Sulzberger Arthur G. 4
Research Summary
AI-generated summary
New York Times (NYT) Chairman Arthur Sulzberger Sells Shares for Tax Withholding
What Happened
- Arthur G. Sulzberger, Chairman and Publisher and a director of The New York Times Company (NYT), had restricted stock units and performance-based shares vest on Feb 26, 2026. He was credited with 11,001 time-based RSUs (grant) and 93,724 performance shares (acquired), for a total of 104,725 shares awarded/vested at $0.00 per share. To satisfy tax withholding on those awards, he delivered (disposed) 54,067 shares back to the company: 51,830 shares and 2,237 shares, at $77.38 per share, totaling about $4.01M and $0.17M respectively (≈ $4.18M total).
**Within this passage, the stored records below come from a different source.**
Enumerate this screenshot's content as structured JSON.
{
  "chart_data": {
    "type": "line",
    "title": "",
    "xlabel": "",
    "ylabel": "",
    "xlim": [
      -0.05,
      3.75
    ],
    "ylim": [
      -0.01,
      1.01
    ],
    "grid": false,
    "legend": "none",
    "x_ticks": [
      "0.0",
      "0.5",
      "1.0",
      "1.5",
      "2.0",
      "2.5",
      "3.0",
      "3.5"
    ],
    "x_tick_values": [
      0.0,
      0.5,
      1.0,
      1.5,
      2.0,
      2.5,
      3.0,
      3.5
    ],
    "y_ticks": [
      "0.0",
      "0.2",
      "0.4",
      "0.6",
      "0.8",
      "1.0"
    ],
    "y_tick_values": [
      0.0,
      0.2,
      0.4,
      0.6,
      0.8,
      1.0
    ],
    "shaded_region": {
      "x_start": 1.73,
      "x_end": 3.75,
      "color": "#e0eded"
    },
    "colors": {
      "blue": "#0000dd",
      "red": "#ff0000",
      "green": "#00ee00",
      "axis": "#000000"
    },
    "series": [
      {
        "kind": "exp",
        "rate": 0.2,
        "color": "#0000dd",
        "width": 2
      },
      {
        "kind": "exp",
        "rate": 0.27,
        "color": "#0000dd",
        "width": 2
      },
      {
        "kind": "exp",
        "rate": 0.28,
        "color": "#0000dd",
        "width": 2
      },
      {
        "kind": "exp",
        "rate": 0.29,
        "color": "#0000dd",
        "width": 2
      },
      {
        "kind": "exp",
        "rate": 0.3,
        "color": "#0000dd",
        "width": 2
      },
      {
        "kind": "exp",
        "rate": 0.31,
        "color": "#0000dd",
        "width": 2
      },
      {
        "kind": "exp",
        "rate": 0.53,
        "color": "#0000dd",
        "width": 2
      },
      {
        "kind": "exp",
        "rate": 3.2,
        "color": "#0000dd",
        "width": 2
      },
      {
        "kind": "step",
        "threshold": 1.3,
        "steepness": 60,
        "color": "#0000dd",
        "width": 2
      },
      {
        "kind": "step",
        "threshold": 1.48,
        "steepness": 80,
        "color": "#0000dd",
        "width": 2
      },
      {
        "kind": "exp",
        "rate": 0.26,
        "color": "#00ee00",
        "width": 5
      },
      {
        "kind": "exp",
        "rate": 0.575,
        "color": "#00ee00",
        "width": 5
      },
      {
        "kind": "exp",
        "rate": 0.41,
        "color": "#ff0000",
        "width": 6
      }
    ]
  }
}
These dispositions are tax-withholding actions, not open-market sales.
Key Details
- Transaction date: Feb 26, 2026; Form 4 filed Mar 2, 2026.
- Dispositions (tax withholding): 51,830 shares @ $77.38 = $4,010,605; 2,237 shares @ $77.38 = $173,099 (codes F).
- Awards/acquisitions: 11,001 RSUs (time-based grant) and 93,724 performance-based shares (codes A); combined = 104,725 shares acquired/awarded at $0.00.
- Footnotes: F1/F4 — shares were delivered to the company to satisfy tax withholding; F2 — the 11,001 RSUs vest in three equal annual installments beginning Feb 26, 2027 (subject to continued employment); F3 — the 93,724 shares were earned based on performance for 2023–2025.
- Shares owned after transaction: not specified in the provided filing.
- Filing timing: Form filed Mar 2 for Feb 26 transactions (filed four days later); Form 4s are normally due within two business days, so this filing appears later than typical.
Context
- These transactions reflect award vesting and the routine delivery of shares to satisfy tax withholding (transaction code F). This is not an indicator of an open-market sale or change in voting control—it's a common administrative step when equity awards vest. The time-based RSUs have future vesting installments; the performance award reflects achievement of pre-established goals for the 2023–2025 period.